I could envision the book being dedicated to Pete Wilson, Gray Davis, Arnold Schwarzenegger, Jerry Brown and whoever turns out to be governor when the east span is completed. Its price tag could be set at weekday and weekend rates, depending on whether you purchased it when sales traffic was heavy.
The video could be scheduled for release in 2013 but not appear in theaters until 2022. The production work could be done in Beijing and the narration in Chinese. Movie critics could be enlisted to falsify glowing reviews without even bothering to look at the film.
Now, though, the whole commemorative package has been scrapped. The governor seems to think it's a waste of money. Wouldn't want anyone to associate that notion with the new Bay Bridge.

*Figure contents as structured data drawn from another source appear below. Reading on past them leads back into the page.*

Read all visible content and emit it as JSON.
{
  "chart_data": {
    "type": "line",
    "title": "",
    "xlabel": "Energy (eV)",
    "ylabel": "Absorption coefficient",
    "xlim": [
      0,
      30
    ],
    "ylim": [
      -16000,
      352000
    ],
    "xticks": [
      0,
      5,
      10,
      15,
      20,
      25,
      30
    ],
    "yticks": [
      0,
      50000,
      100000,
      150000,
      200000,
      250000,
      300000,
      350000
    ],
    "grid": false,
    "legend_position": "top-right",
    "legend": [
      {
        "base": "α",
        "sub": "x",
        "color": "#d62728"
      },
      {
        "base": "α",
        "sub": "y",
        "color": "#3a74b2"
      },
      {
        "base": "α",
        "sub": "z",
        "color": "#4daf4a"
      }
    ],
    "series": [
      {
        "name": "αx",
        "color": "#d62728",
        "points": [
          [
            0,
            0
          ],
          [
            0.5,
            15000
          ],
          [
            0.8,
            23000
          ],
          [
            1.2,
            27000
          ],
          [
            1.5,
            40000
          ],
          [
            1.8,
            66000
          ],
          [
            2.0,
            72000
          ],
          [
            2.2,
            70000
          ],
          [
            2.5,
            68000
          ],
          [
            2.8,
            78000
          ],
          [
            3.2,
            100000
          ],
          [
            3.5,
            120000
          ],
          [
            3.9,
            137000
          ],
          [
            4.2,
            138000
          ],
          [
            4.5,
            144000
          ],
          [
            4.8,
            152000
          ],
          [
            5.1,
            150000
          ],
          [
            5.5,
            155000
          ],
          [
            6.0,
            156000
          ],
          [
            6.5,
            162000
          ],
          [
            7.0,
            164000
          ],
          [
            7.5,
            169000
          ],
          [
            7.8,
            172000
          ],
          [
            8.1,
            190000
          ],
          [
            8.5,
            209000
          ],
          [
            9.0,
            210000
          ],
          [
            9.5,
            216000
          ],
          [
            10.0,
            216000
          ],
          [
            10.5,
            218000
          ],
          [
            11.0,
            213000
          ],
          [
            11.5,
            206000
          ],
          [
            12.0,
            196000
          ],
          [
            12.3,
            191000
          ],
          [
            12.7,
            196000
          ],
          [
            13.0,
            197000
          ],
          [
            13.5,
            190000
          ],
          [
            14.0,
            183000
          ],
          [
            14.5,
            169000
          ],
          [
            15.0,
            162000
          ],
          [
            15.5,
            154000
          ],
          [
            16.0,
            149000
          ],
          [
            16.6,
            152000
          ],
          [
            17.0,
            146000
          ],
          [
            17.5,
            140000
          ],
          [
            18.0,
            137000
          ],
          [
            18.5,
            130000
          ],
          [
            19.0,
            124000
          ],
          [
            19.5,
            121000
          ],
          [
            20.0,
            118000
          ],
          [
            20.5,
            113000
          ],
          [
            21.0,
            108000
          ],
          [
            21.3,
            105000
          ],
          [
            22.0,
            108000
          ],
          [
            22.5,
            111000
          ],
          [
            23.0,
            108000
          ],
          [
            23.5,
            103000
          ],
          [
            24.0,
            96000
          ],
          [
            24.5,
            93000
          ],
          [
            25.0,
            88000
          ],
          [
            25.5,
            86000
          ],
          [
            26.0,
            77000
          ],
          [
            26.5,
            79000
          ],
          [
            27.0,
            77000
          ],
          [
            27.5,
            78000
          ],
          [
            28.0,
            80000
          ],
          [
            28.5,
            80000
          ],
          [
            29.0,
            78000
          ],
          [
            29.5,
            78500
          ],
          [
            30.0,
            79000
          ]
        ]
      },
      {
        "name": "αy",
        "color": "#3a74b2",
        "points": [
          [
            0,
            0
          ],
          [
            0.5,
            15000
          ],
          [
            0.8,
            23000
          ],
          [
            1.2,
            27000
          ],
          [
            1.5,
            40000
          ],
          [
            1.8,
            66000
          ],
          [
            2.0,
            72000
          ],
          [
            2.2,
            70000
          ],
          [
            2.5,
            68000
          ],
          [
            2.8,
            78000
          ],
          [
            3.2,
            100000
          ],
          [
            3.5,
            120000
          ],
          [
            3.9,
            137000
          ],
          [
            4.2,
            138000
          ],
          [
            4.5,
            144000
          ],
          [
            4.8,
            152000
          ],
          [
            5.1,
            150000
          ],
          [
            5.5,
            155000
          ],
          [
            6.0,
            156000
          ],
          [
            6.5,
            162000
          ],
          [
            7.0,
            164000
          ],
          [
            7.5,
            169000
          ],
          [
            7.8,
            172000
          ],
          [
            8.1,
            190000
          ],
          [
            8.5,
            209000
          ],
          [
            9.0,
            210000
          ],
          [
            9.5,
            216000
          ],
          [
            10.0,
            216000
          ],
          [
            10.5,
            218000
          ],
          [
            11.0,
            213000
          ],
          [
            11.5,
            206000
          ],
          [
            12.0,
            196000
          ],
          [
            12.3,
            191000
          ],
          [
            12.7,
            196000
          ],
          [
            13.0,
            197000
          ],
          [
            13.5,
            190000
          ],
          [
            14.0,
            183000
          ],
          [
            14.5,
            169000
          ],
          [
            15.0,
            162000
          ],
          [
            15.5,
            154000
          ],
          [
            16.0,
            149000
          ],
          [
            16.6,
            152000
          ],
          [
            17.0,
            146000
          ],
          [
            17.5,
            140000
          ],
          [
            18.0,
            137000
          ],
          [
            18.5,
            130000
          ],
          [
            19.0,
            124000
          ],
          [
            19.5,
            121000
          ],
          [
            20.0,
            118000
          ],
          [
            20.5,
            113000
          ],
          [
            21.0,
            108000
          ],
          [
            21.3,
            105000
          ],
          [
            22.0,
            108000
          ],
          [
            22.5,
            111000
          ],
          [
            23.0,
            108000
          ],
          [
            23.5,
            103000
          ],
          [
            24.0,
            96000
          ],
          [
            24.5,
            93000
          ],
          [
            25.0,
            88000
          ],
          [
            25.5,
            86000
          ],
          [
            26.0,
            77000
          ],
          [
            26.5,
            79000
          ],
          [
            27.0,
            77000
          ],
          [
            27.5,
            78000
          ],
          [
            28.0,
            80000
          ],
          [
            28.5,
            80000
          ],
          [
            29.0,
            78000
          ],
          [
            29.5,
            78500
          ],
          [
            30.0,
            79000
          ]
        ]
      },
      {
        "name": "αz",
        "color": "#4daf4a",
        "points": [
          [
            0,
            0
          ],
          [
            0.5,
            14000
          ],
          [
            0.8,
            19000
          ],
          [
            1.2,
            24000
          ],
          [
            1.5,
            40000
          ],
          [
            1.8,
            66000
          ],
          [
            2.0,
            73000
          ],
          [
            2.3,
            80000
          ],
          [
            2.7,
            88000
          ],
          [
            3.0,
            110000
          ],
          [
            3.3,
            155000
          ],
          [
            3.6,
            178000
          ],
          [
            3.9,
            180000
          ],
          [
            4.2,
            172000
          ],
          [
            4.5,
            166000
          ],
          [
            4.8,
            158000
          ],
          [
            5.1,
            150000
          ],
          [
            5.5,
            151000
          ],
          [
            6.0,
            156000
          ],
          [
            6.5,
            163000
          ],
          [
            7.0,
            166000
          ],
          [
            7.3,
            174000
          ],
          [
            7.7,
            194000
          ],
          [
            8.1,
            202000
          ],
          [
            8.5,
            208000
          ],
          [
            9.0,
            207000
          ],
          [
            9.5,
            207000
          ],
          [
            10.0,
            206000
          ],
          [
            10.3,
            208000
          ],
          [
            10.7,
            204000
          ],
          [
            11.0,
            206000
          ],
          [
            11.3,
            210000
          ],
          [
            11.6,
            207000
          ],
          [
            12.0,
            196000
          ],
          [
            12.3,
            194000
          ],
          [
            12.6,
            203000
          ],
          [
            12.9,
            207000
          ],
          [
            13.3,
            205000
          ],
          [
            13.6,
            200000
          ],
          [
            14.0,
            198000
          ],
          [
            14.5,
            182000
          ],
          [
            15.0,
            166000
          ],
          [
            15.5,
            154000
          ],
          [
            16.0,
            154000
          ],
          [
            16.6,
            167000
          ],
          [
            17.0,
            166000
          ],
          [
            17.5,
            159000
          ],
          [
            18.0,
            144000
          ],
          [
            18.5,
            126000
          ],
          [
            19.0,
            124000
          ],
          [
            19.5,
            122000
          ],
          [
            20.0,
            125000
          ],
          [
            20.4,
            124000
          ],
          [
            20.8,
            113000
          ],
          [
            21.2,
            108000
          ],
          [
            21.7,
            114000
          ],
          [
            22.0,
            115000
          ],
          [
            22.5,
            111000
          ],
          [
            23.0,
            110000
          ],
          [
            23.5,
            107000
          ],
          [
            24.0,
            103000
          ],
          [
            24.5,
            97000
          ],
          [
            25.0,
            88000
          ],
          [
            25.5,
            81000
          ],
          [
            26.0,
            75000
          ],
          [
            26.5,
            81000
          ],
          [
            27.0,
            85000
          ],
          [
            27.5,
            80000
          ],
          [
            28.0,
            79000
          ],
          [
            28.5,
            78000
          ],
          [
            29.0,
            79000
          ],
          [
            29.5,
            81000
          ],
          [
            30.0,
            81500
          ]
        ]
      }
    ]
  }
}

"While I believe the design element in question would win wide acceptance over time, it also is important that we listen to and respect what has been a significant negative response by students, alumni and other members of our community," said Daniel M. Dolley, UC's senior vice president for external relations, in a statement.
Translation: If this is going to hurt donations to the university, let's pretend it never happened.

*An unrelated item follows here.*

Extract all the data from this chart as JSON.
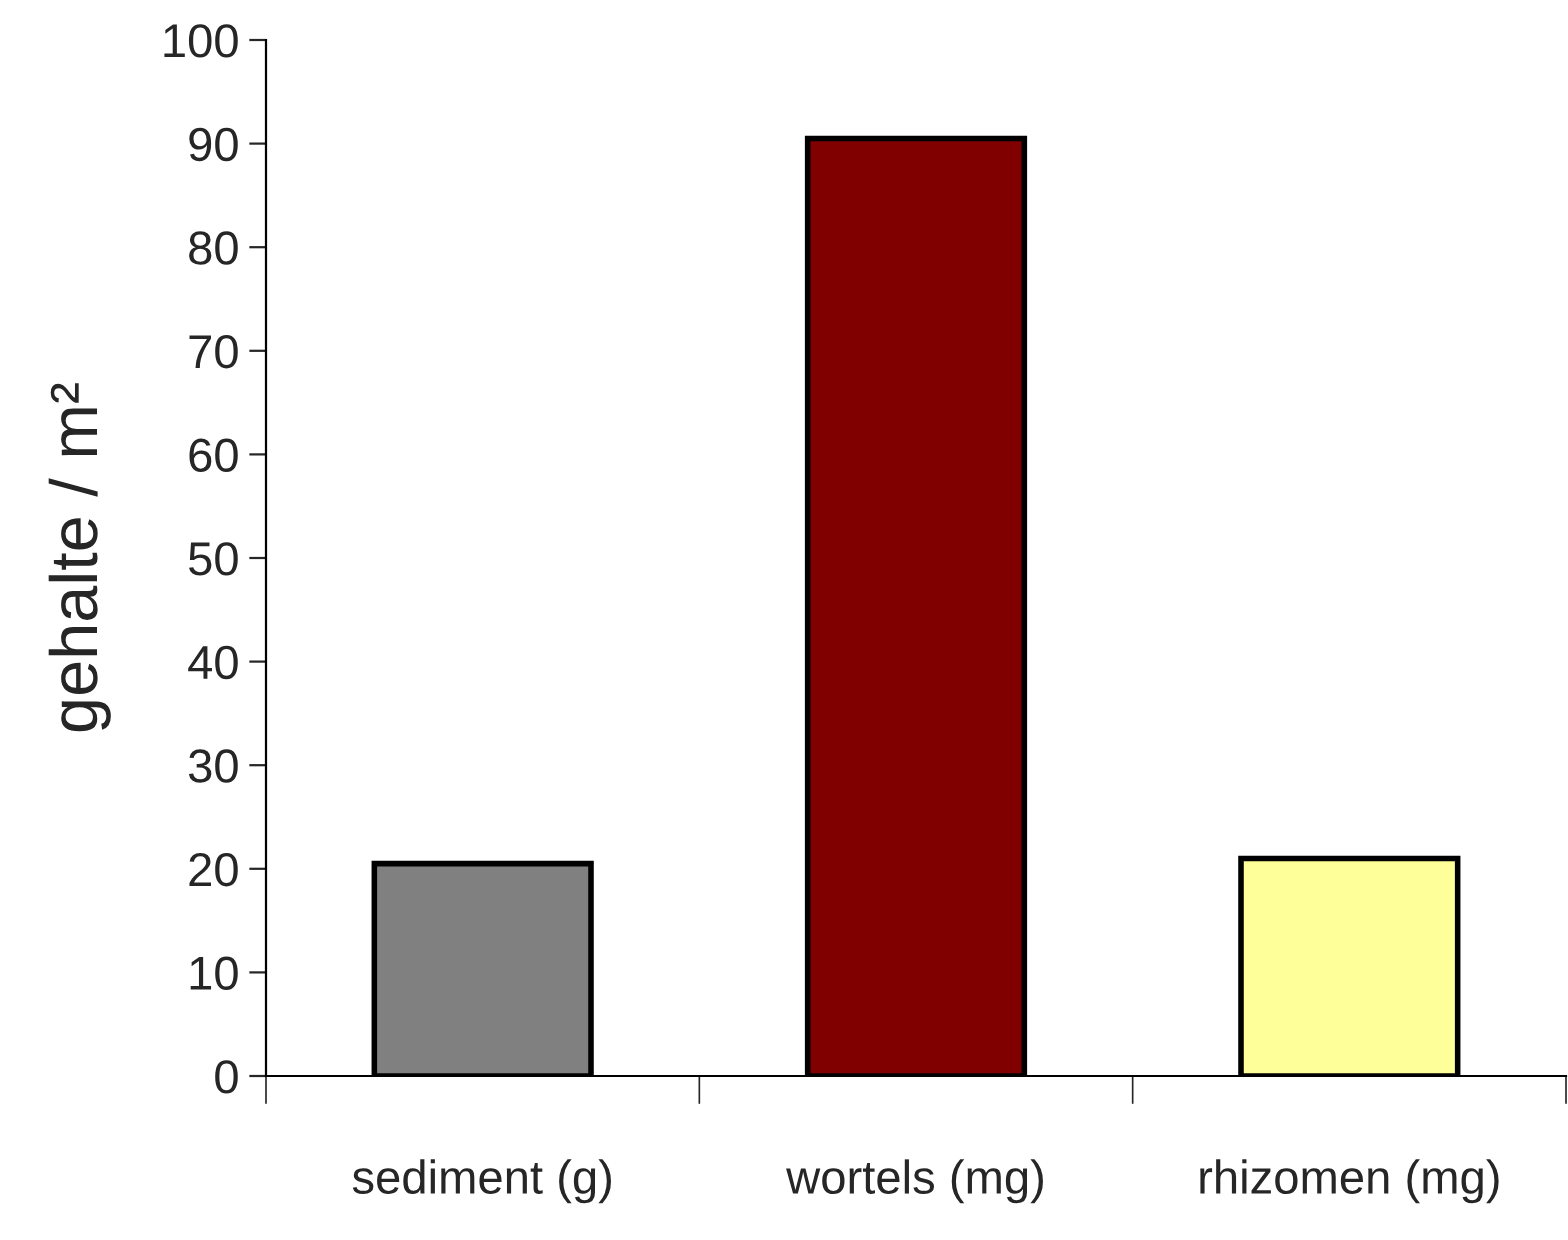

The UC Office of the President's marketing department came up with the design -- a block "C" embedded in "U" silhouette, bearing a striking resemblance to a toilet seat and tank -- that was intended to reproduce easily in online and electronic applications.

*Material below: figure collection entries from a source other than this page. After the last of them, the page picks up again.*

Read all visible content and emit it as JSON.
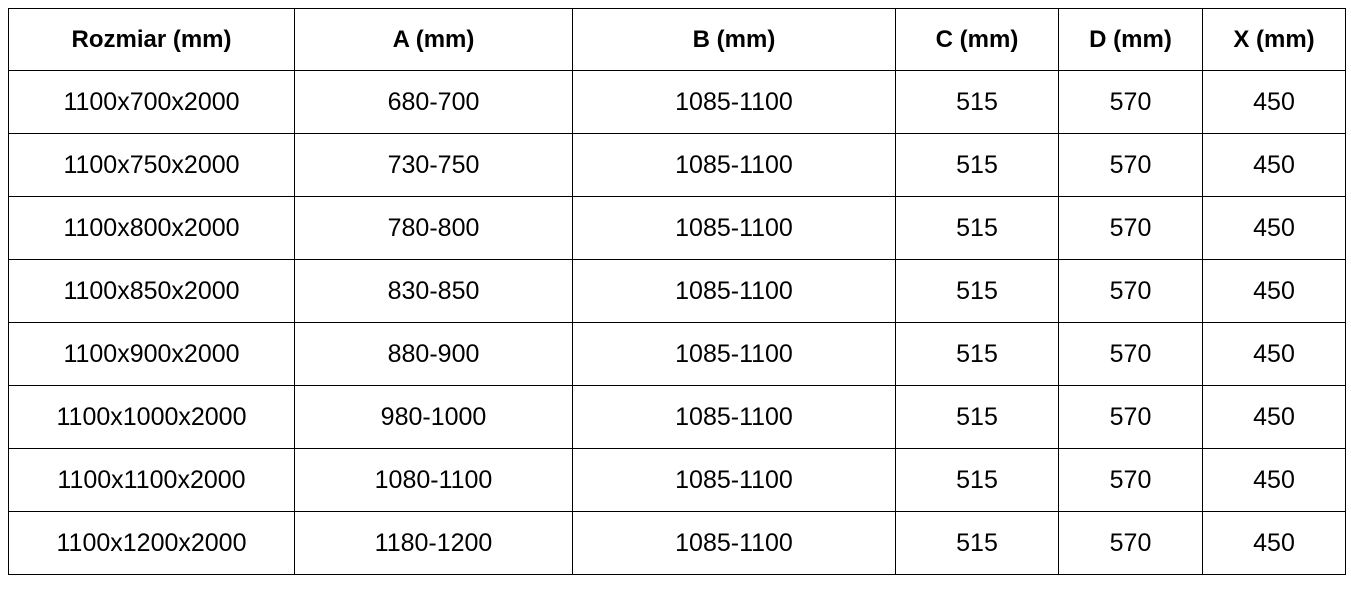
{
  "table": {
    "headers": [
      "Rozmiar (mm)",
      "A (mm)",
      "B (mm)",
      "C (mm)",
      "D (mm)",
      "X (mm)"
    ],
    "rows": [
      [
        "1100x700x2000",
        "680-700",
        "1085-1100",
        "515",
        "570",
        "450"
      ],
      [
        "1100x750x2000",
        "730-750",
        "1085-1100",
        "515",
        "570",
        "450"
      ],
      [
        "1100x800x2000",
        "780-800",
        "1085-1100",
        "515",
        "570",
        "450"
      ],
      [
        "1100x850x2000",
        "830-850",
        "1085-1100",
        "515",
        "570",
        "450"
      ],
      [
        "1100x900x2000",
        "880-900",
        "1085-1100",
        "515",
        "570",
        "450"
      ],
      [
        "1100x1000x2000",
        "980-1000",
        "1085-1100",
        "515",
        "570",
        "450"
      ],
      [
        "1100x1100x2000",
        "1080-1100",
        "1085-1100",
        "515",
        "570",
        "450"
      ],
      [
        "1100x1200x2000",
        "1180-1200",
        "1085-1100",
        "515",
        "570",
        "450"
      ]
    ]
  }
}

The end of the logo flap should do two things: one, make alumni happy; and two, give marketing majors pause about enrolling in UC design classes.
Officials cited findings they say contributed to the problem -- use of smokeless tobacco products, such as snuff and chewing tobacco, has nearly tripled in a decade, and undercover surveys indicate that more tobacco retailers are making illegal sales to minors than they were a year ago -- but it was another purported factor that caught my eye:
Tobacco advertisements in stores are often displayed less than three feet above the floor, where they can easily capture the attention of young minds.
If that puts them at the eye level of 18-to-24-year-olds, then smoking really does stunt your growth.